Gas stations and fuel vendors drove April retail sales up 5.1%

Softer household spending keeps the Bank of Canada on hold through 2026, CIBC says

Gas stations and fuel vendors drove April retail sales up 5.1%

Statistics Canada revealed Canadian shoppers spent more in April largely because filling the tank cost more, with spending away from the pump barely moving.  

Retail sales rose 0.5 percent to $73.0bn, but gasoline stations and fuel vendors accounted for nearly all of the gain. 

The increase fell short of the 0.6 percent that analysts polled by Reuters had expected. 

For markets, the softness in discretionary spending carries a clearer read than the headline.  

Andrew Grantham, senior economist at CIBC, said high gas prices cut into households' ability to spend elsewhere through the spring.  

Weak household spending makes it harder for companies to "pass through cost increases to consumers," he told BNN Bloomberg, so the earlier oil-price spike is less likely to spread into broader inflation.  

That reasoning underpins his view that the Bank of Canada will hold rates throughout 2026

Statistics Canada reported that core retail sales fell 0.7 percent for a second straight monthly decline.  

The core measure strips out gasoline stations and fuel vendors as well as motor vehicle and parts dealers. 

Food and beverage retailers led the drop at 2.0 percent, followed by general merchandise retailers at 1.7 percent.  

In volume terms, overall retail sales held flat after falling 0.7 percent in March, BNN Bloomberg reported. 

Gasoline stations and fuel vendors posted a 5.1 percent jump, a rise Reuters attributed largely to higher fuel prices, though volumes in the subsector rose just 0.8 percent.  

Motor vehicle and parts dealers, which Reuters said account for over a quarter of total retail sales, gained 1.7 percent, helped by a fourth consecutive monthly gain at new car dealers. 

The broader economy looked firmer than the retail figures suggest.  

The Wall Street Journal reported that industry-level GDP rose 0.4 percent in April, pointing to better footing after output fell 0.1 percent annualized in the first quarter, following a 1 percent contraction in the final quarter of 2025.  

Statistics Canada's advance estimate points to a 1 percent rise in retail sales for May, a figure it cautioned it would revise. 

Economists expect the energy drag to ease.  

Ariane Curtis, senior North America economist at Capital Economics, said flat April volumes suggested consumers could be past the worst of the high-gas-price fallout.  

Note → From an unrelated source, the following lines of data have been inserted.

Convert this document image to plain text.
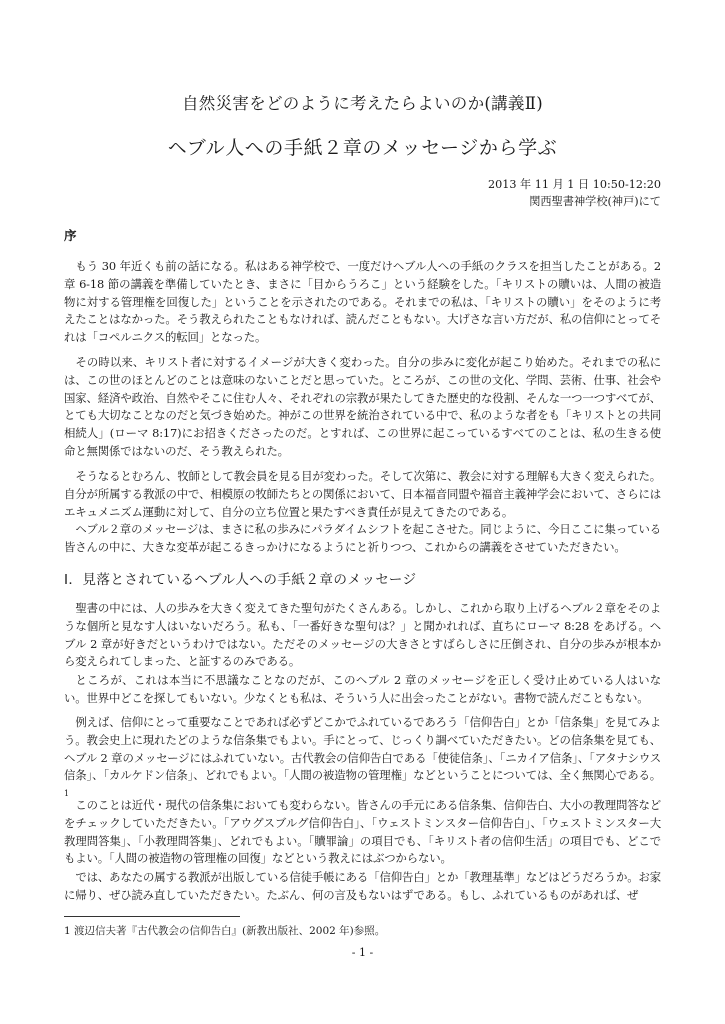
自然災害をどのように考えたらよいのか(講義Ⅱ)
ヘブル人への手紙２章のメッセージから学ぶ
2013 年 11 月 1 日 10:50-12:20
関西聖書神学校(神戸)にて
序

もう 30 年近くも前の話になる。私はある神学校で、一度だけヘブル人への手紙のクラスを担当したことがある。2 章 6-18 節の講義を準備していたとき、まさに「目からうろこ」という経験をした。「キリストの贖いは、人間の被造物に対する管理権を回復した」ということを示されたのである。それまでの私は、「キリストの贖い」をそのように考えたことはなかった。そう教えられたこともなければ、読んだこともない。大げさな言い方だが、私の信仰にとってそれは「コペルニクス的転回」となった。

その時以来、キリスト者に対するイメージが大きく変わった。自分の歩みに変化が起こり始めた。それまでの私には、この世のほとんどのことは意味のないことだと思っていた。ところが、この世の文化、学問、芸術、仕事、社会や国家、経済や政治、自然やそこに住む人々、それぞれの宗教が果たしてきた歴史的な役割、そんな一つ一つすべてが、とても大切なことなのだと気づき始めた。神がこの世界を統治されている中で、私のような者をも「キリストとの共同相続人」(ローマ 8:17)にお招きくださったのだ。とすれば、この世界に起こっているすべてのことは、私の生きる使命と無関係ではないのだ、そう教えられた。

そうなるとむろん、牧師として教会員を見る目が変わった。そして次第に、教会に対する理解も大きく変えられた。自分が所属する教派の中で、相模原の牧師たちとの関係において、日本福音同盟や福音主義神学会において、さらにはエキュメニズム運動に対して、自分の立ち位置と果たすべき責任が見えてきたのである。

ヘブル２章のメッセージは、まさに私の歩みにパラダイムシフトを起こさせた。同じように、今日ここに集っている皆さんの中に、大きな変革が起こるきっかけになるようにと祈りつつ、これからの講義をさせていただきたい。

Ⅰ．見落とされているヘブル人への手紙２章のメッセージ

聖書の中には、人の歩みを大きく変えてきた聖句がたくさんある。しかし、これから取り上げるヘブル２章をそのような個所と見なす人はいないだろう。私も、「一番好きな聖句は？」と聞かれれば、直ちにローマ 8:28 をあげる。ヘブル 2 章が好きだというわけではない。ただそのメッセージの大きさとすばらしさに圧倒され、自分の歩みが根本から変えられてしまった、と証するのみである。

ところが、これは本当に不思議なことなのだが、このヘブル 2 章のメッセージを正しく受け止めている人はいない。世界中どこを探してもいない。少なくとも私は、そういう人に出会ったことがない。書物で読んだこともない。

例えば、信仰にとって重要なことであれば必ずどこかでふれているであろう「信仰告白」とか「信条集」を見てみよう。教会史上に現れたどのような信条集でもよい。手にとって、じっくり調べていただきたい。どの信条集を見ても、ヘブル 2 章のメッセージにはふれていない。古代教会の信仰告白である「使徒信条」、「ニカイア信条」、「アタナシウス信条」、「カルケドン信条」、どれでもよい。「人間の被造物の管理権」などということについては、全く無関心である。$^1$

このことは近代・現代の信条集においても変わらない。皆さんの手元にある信条集、信仰告白、大小の教理問答などをチェックしていただきたい。「アウグスブルグ信仰告白」、「ウェストミンスター信仰告白」、「ウェストミンスター大教理問答集」、「小教理問答集」、どれでもよい。「贖罪論」の項目でも、「キリスト者の信仰生活」の項目でも、どこでもよい。「人間の被造物の管理権の回復」などという教えにはぶつからない。

では、あなたの属する教派が出版している信徒手帳にある「信仰告白」とか「教理基準」などはどうだろうか。お家に帰り、ぜひ読み直していただきたい。たぶん、何の言及もないはずである。もし、ふれているものがあれば、ぜ

1 渡辺信夫著『古代教会の信仰告白』(新教出版社、2002 年)参照。
- 1 -
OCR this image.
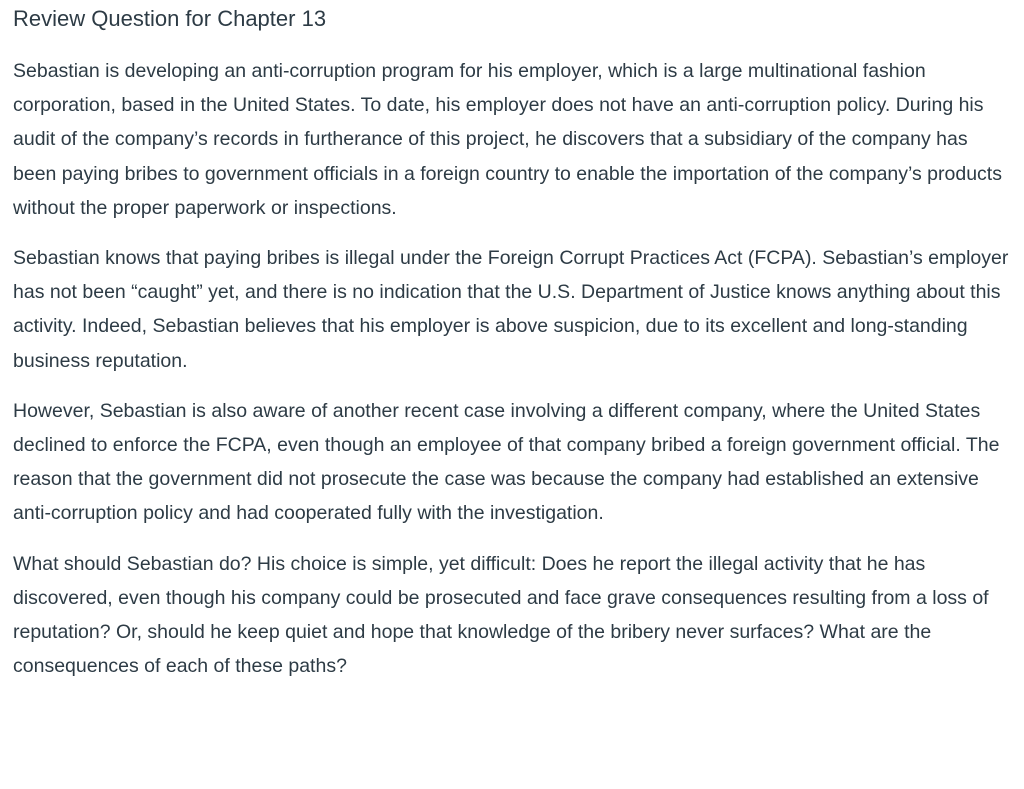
Review Question for Chapter 13

Sebastian is developing an anti-corruption program for his employer, which is a large multinational fashion corporation, based in the United States. To date, his employer does not have an anti-corruption policy. During his audit of the company’s records in furtherance of this project, he discovers that a subsidiary of the company has been paying bribes to government officials in a foreign country to enable the importation of the company’s products without the proper paperwork or inspections.

Sebastian knows that paying bribes is illegal under the Foreign Corrupt Practices Act (FCPA). Sebastian’s employer has not been “caught” yet, and there is no indication that the U.S. Department of Justice knows anything about this activity. Indeed, Sebastian believes that his employer is above suspicion, due to its excellent and long-standing business reputation.

However, Sebastian is also aware of another recent case involving a different company, where the United States declined to enforce the FCPA, even though an employee of that company bribed a foreign government official. The reason that the government did not prosecute the case was because the company had established an extensive anti-corruption policy and had cooperated fully with the investigation.

What should Sebastian do? His choice is simple, yet difficult: Does he report the illegal activity that he has discovered, even though his company could be prosecuted and face grave consequences resulting from a loss of reputation? Or, should he keep quiet and hope that knowledge of the bribery never surfaces? What are the consequences of each of these paths?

"We suspect that consumption growth will pick up again in the second half of the year," she told the Journal, citing rising consumer confidence and the recent fall in gasoline prices.  

Bank of Montreal senior economist Shelly Kaushik told BNN Bloomberg that lower June energy prices and the Middle East peace deal "could set the stage for more meaningful growth in the second half of the year." 

That outlook firmed up after an initial agreement between the United States and Iran on Wednesday called for a permanent end to hostilities.